State officials feel the same way, and this month launched a program to make it easier for veterans like Furgeson to get the benefits they need to stay in their homes or help others get off the streets if they’ve already ended up there.
The Bringing Veterans Home program aims to end homelessness among Garden State veterans by July 1, 2026. That means housing the 764 homeless veterans that officials said were sleeping on the street or in emergency shelters as of this month and preventing the tally from running up again.
“The goal is to clear the slate, if you will,” New Jersey Department of Community Affairs Commissioner Jacquline Suárez told NJ Advance Media. “We are coordinating all of our resources for the first time.”
The program is jointly administered by the DCA and the New Jersey Department of Military Veterans Affairs, known as MAVA. Suarez described the program as a “surge” of resources combined with reforms to make benefits more accessible.
They include a relaxation of qualifications for and expedited processing of benefits like rental assistance vouchers specifically for veterans; enhanced coordination among public and nonprofit veterans’ services providers, including training in the new measures for providers; and $30 million in state funding to pay for the initiative.
Suarez spoke to NJAM following the March 13 announcement of the Bringing Veterans Home program at the state National Guard Training Center in Sea Girt, where caseworkers underwent two days of training for the program.

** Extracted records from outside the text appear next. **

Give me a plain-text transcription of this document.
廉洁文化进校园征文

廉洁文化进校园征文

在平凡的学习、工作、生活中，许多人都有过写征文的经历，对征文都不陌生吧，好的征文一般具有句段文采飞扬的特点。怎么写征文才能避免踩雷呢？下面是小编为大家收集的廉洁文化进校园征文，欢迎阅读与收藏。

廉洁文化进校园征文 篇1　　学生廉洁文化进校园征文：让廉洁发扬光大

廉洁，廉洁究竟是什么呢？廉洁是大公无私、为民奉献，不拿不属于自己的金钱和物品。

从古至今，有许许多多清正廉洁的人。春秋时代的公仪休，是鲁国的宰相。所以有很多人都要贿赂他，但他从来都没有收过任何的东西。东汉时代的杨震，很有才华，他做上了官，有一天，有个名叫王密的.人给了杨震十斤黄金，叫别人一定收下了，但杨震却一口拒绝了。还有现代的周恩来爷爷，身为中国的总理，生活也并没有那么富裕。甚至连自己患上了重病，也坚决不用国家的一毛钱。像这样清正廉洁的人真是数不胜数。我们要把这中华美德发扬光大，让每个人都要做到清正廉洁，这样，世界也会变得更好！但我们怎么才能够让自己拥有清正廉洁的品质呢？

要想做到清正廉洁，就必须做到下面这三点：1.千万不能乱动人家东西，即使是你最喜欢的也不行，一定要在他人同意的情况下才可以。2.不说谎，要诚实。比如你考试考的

The state’s adjutant general, U.S. Air Force Brigadier General Yvonne L. Mays, who serves as MAVA’s commissioner and commander of the state’s Army and Air National Guard, joined her Mays called the program “a groundbreaking step toward ensuring that no Veteran endures the hardship of homelessness.”
Officials said the program would also incorporate services provided by MAVA and DCA’s federal counterparts, the U.S. Veterans Administration, known as the VA, and the Department of Housing and Urban Development, or HUD, though Mays acknowledged there was “a lot of uncertainty” amid the ongoing federal government shakeup under President Donald Trump.
If officials are able to declare mission accomplished next year, it would be a notable legacy for Democratic Gov. Phil Murphy, who will step down when his second term as governor expires in January, six months before the program’s target date to end veterans’ homelessness in the state.
“Our veterans have sacrificed so much to uphold our nation’s freedom and deserve our deepest gratitude and respect for their service,” Murphy said in a statement when the program was announced this month.
John Walter Furgeson, the Air Force veteran in Boonton, came close to being out on the street after having lost the DD 214 discharge papers that qualified him for housing assistance, said his son, John Paul Furgeson, a non-veteran who lives with his father. The government’s copy of Furgeson’s DD 214 had perished in a 1973 fire at the National Personnel Records Center in St. Louis that destroyed countless veterans’ records.
The Furgesons had an eviction hearing scheduled for last Thursday before it was cancelled when they finally got emergency rental assistance and proof of the father’s honorable discharge that would entitle him to benefits going forward. John Paul Furgeson gave special thanks to the nonprofit veterans’ group Project Kind in Rockaway, adding that his member of Congress, U.S. Rep. Mikie Sherrill (D- 11th District), was “a big help.”
“It’s all resolved now,” the son said Friday.
He agreed with state officials that navigating state, federal and nonprofit veterans’ bureaucracies can be especially difficult for former service members who may already be homeless and lack computer skills and other resources or who may be dealing with lingering physical or emotional impacts of their service.
John Walter Furgeson said he would have fought for himself had his son not been available. But neither man was sure how things might have turned out if the old soldier didn’t have a younger family member to advocate for him. That’s why, the son added, the Bringing Veterans Home initiative was so welcome.
“It’s a full-time job advocating in that situation,” he said.